Dalam pelaksanaan ritual selalu dipimpin oleh
tokoh adat yang disebut Balian atau dukun sambil
membaca mantera yang bernama Mamang yang
dianggap cara komunikasi penghubung antara alam
nyata dengan supra natural atau roh nenek moyang
yang mereka agung-agungkan. Uniknya sang Balian
ketika memimpin ritual memutari Langgatan yaitu
sebutan untuk rangkaian janur-janur pucuk enau
merupakan media tempat sesajen yang mereka
putari dengan membaca mantera juga melakukan
gerakan khas balian Kalimantan Selatan yang tidak
dimiliki Kalimantan lainnya disebut Batandik
disertai bunyi gemirincing Galang Hiyang gelang
khusus terbuat dari perunggu yang dianggap sakral
dan merupakan suatu keharusan pada saat pelaksaan
ritual dipegang oleh para balian. Beberapa
serangkaian kegiatan “Ritual Aruh Adat Dayak
Meratus” yang didalamnya memiliki beberapa hal
yang membuat penata tertarik yaitu ritual itu sendiri,
tokoh yang memimpin ritual yaitu Balian, gerak
yang ditarikan tokoh yang disebut Batandik dan
gelang yang digunakan juga merupakan atribut
penting dalam pelaksaan ritual disebut Galang
Hiyang penata menafsirkan tentang adanya
kekuatan magis yang begitu kuat dan sangat
dipercaya lewat perantara tokoh Balian yang
memimpin upacara adat tersebut dengan Galang
hiyang yang dianggap sakral sebagai media
penyampaian doa.
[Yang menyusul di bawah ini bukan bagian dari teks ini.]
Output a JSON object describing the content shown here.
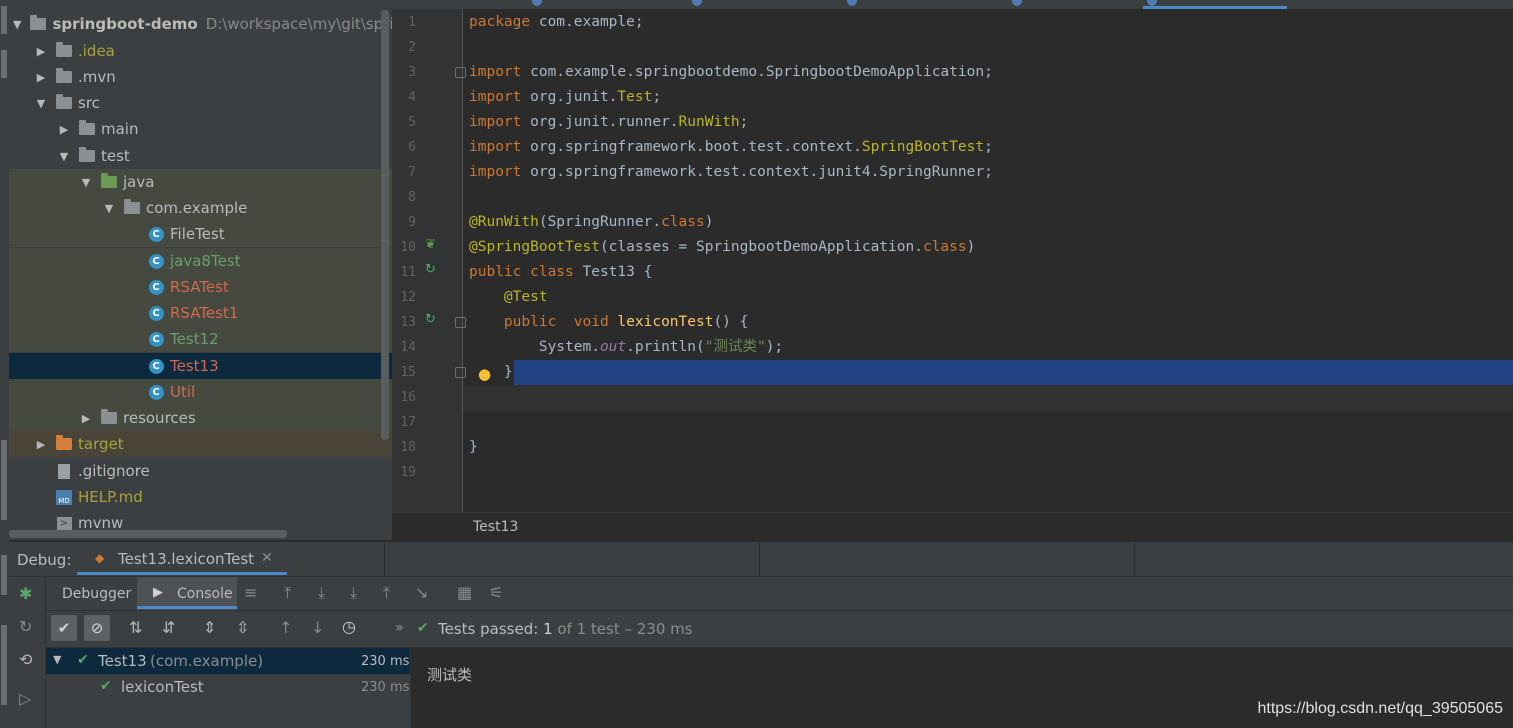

Tokoh balian yang sudah
berumur memutari Langgatan selama berjalannya
6
ritual hingga beberapa malam lamanya tanpa
merasakan kelelahan setelahnya, yang mereka
merasa tubuh menjadi segar setelah
terlaksanakannya ritual tersebut. Pada saat memutari
media yang mereka anggungkan tersebut tubuh
para Balian dimasukan roh-roh yang mereka
panggil. Akhirnya muncullah tafsir penata dengan
tema kekuatan spiritualitas, dan penata
menyimbolkan Balian ketika memutari media
keagungan hingga beberapa hari lamanya tanpa
kelelahan tersebut dengan memaknai putaran
sebagai putaran roda kehidupan hubungan antara
manusia dengan Tuhan. Penata tertarik membuat
garapan tari ini mengarah kepada bentuk tari
dramatik, karena di dalam ritual itu sudah tercipta
kegiatan ritual dengan suasana dramatik yang sangat
kuat sehingga penata memutuskan untuk menggarap
tari dramatik pada karya tari ini.
Melihat fenomena tersebut penata sangat
tertarik untuk menciptakan hal baru dalam dunia
tari. Melalui ide, kreatifitas serta sebuah
imajinasinya maka dapat membentuk pola pikir
untuk memunculkan wujud baru. Dari hal ini penata
ingin menggarap sebuah karya tari dengan cara
mengeksplorasi sebuah gerak Batandik yang
digerakkan oleh tokoh balian, bagaimana jika
dikolaborasikan dengan perkembangan teknik yang
melebihi dari gerak dasar Batandik itu sendiri,
bagaimana cara melakukannya, lantas seperti apa
bentuknya, serta apa yang akan terjadi selanjutnya.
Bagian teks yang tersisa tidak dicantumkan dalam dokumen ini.